Deputy AG Monaco also explained how the DOJ will review the nature and circumstances of prior misconduct, including whether it shared the same root causes as the misconduct under investigation.

She said the DOJ would discriminate against multiple successive non-prosecution agreements (NPAs) or deferred prosecution agreements (DPAs) with the same company, making it more likely that repeat offenders will be criminally charged.

In light of these new guidelines, companies with a history of misconduct should be willing to address their story and be prepared to distinguish it from the conduct under investigation.

However, Deputy AG Monaco said the DOJ will not penalize or treat companies as repeat offenders when acquiring companies with a history of compliance issues as long as those issues are resolved quickly. Thus, companies need to perform prompt due diligence on acquisitions and quickly address any potential compliance issues.
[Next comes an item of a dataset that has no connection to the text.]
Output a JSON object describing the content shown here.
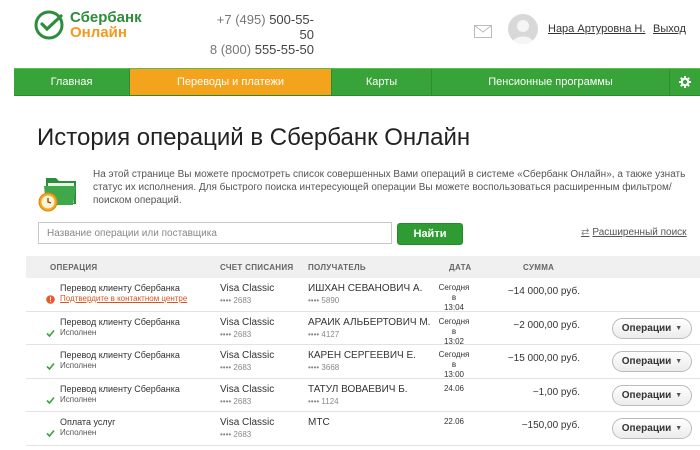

Deputy AG Monaco also explained how the DOJ will deal with independent compliance monitors. She said the DOJ would issue new guidance for prosecutors on how to identify the need for a monitor, how to select a monitor, and how to supervise the work of the monitor. She emphasized that all monitor selections will now be made in accordance with a transparent and consistent process. The DOJ will also now ensure that the scope of each monitor is appropriately matched to the alleged misconduct.

While some of the comments from Deputy AG Monaco reiterated prior guidance, to the extent that the DOJ is able to provide greater transparency as to the benefits that will be granted to cooperation and the arrangements it will seek, it is a welcome development. In response, and in order to realize these benefits, companies will need to continue to invest in compliance and develop policies that will help them make timely voluntary disclosures where appropriate. Companies should also carefully monitor upcoming DOJ guidance to see how each division implements these changes. His comments also underscore the DOJ’s emphasis on aggressively prosecuting individuals and its intention to expedite such investigations.

The full speech can be found hereand the accompanying DOJ memorandum detailing the policy revisions can be found here.